Le capital social féminin dans les sphères du pouvoir
Dans une tribune publiée dans Le Monde, Ashley Mears, sociologue américaine et ancienne mannequin, rappelle que la proximité des femmes avec les dirigeants ne relève pas d’un simple décor: elle peut agir comme une ressource qui facilite les rapprochements et les échanges entre puissants.
Selon elle, dans ces réseaux, la présence féminine auprès des élites est perçue comme un signal de statut, un indicateur qui s’ajoute au prestige et peut ouvrir des portes insoupçonnées.

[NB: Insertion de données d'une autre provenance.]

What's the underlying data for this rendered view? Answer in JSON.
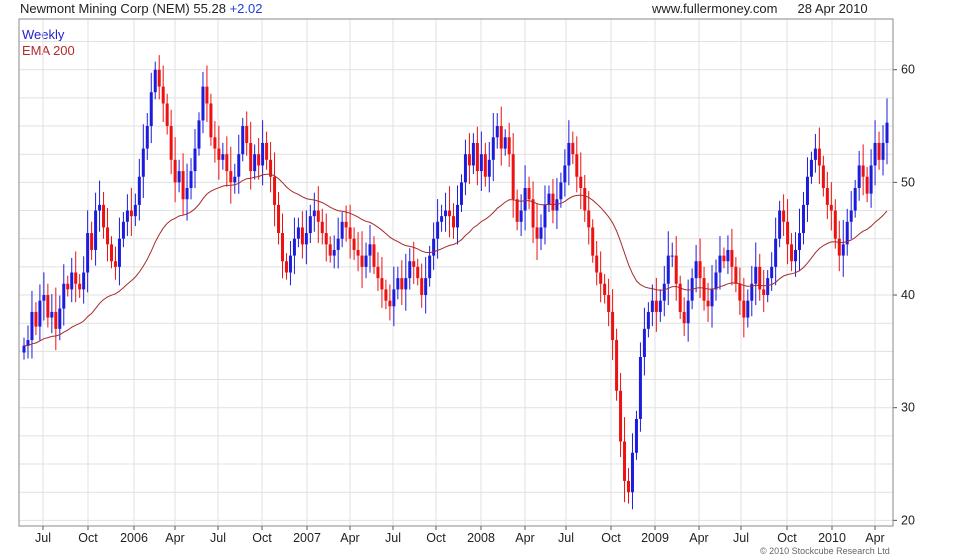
{
  "header": {
    "title": "Newmont Mining Corp (NEM)",
    "last": "55.28",
    "change": "+2.02",
    "site": "www.fullermoney.com",
    "date": "28 Apr 2010"
  },
  "legend": {
    "period": "Weekly",
    "ema": "EMA 200"
  },
  "copyright": "© 2010 Stockcube Research Ltd",
  "chart_data": {
    "type": "candlestick",
    "ylim": [
      19.5,
      64.5
    ],
    "yticks": [
      20,
      30,
      40,
      50,
      60
    ],
    "xticks": [
      "Jul",
      "Oct",
      "2006",
      "Apr",
      "Jul",
      "Oct",
      "2007",
      "Apr",
      "Jul",
      "Oct",
      "2008",
      "Apr",
      "Jul",
      "Oct",
      "2009",
      "Apr",
      "Jul",
      "Oct",
      "2010",
      "Apr"
    ],
    "grid": true,
    "colors": {
      "up": "#1c1cdf",
      "down": "#ee1111",
      "ema": "#a52a2a",
      "grid": "#e1e1e1"
    },
    "series": [
      {
        "name": "Weekly",
        "close": [
          35.5,
          36.0,
          38.5,
          37.2,
          39.5,
          40.0,
          38.0,
          38.5,
          37.0,
          38.8,
          41.0,
          40.5,
          42.0,
          41.0,
          40.5,
          42.0,
          45.5,
          44.0,
          47.5,
          48.0,
          46.0,
          44.5,
          43.0,
          42.5,
          45.0,
          46.5,
          47.5,
          47.0,
          48.0,
          50.5,
          53.0,
          55.0,
          58.0,
          60.0,
          58.5,
          57.0,
          55.0,
          52.0,
          50.0,
          51.0,
          48.5,
          49.5,
          51.0,
          53.0,
          55.5,
          58.5,
          57.0,
          54.0,
          53.0,
          52.0,
          52.5,
          51.0,
          50.0,
          50.5,
          52.5,
          55.0,
          53.5,
          51.0,
          52.5,
          51.5,
          53.5,
          52.0,
          50.5,
          48.0,
          45.5,
          43.0,
          42.0,
          43.5,
          45.0,
          46.0,
          44.5,
          45.5,
          47.0,
          47.5,
          46.5,
          45.5,
          44.5,
          43.5,
          44.0,
          45.0,
          46.5,
          46.0,
          45.0,
          44.0,
          43.5,
          42.5,
          43.5,
          44.5,
          42.5,
          41.5,
          40.5,
          39.5,
          39.0,
          40.5,
          41.5,
          40.5,
          41.5,
          43.0,
          42.5,
          41.5,
          40.0,
          41.5,
          43.5,
          45.0,
          46.5,
          47.0,
          47.5,
          47.0,
          46.0,
          48.0,
          50.0,
          52.5,
          51.5,
          53.5,
          51.0,
          52.5,
          50.5,
          52.0,
          54.0,
          55.0,
          53.0,
          54.0,
          52.5,
          48.5,
          46.5,
          47.5,
          49.5,
          48.5,
          46.0,
          45.0,
          46.0,
          48.0,
          49.0,
          47.5,
          48.5,
          50.0,
          51.5,
          53.5,
          52.5,
          50.5,
          49.5,
          47.5,
          46.0,
          43.5,
          42.0,
          41.0,
          40.0,
          38.5,
          36.0,
          31.5,
          27.0,
          23.5,
          22.5,
          26.0,
          29.0,
          34.5,
          37.0,
          38.5,
          39.5,
          38.5,
          39.5,
          41.0,
          43.5,
          43.5,
          41.0,
          38.5,
          37.5,
          39.5,
          41.5,
          43.0,
          41.5,
          39.5,
          39.0,
          40.5,
          42.0,
          43.5,
          43.0,
          44.0,
          42.5,
          41.0,
          39.5,
          38.0,
          39.5,
          41.0,
          42.5,
          40.5,
          40.0,
          41.5,
          42.5,
          45.0,
          47.5,
          46.5,
          44.5,
          43.0,
          44.0,
          45.5,
          48.0,
          50.5,
          52.0,
          53.0,
          51.5,
          49.5,
          48.0,
          47.5,
          45.0,
          43.5,
          44.5,
          46.5,
          47.5,
          49.5,
          51.5,
          50.5,
          49.0,
          51.5,
          53.5,
          52.0,
          53.5,
          55.3
        ]
      }
    ]
  }
}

Le constat ne porte pas sur le comportement individuel mais sur une dynamique structurelle: la banalisation de ces présences rend les liens plus fluides entre décideurs, nourrissant ainsi les mécanismes d’influence.
Tribune et pouvoir: les femmes, clé du capital social
La tribune de Mears propose de lire les affaires récentes à travers le prisme du capital social: ce qui paraît banal peut s’avérer un levier puissant pour accéder à des cercles de pouvoir, sans ostentation mais avec efficacité.
Ce cadre invite à réfléchir aux questions d’éthique et de responsabilité: les dynamiques de pouvoir peuvent favoriser des abus lorsque le statut des réseaux repose sur des marqueurs visibles et sensibles.
Pour répondre à ces enjeux, la société peut exiger davantage de transparence, des normes de conduite renforcées et une plus grande diversité, afin de limiter l’influence d’un capital social concentré.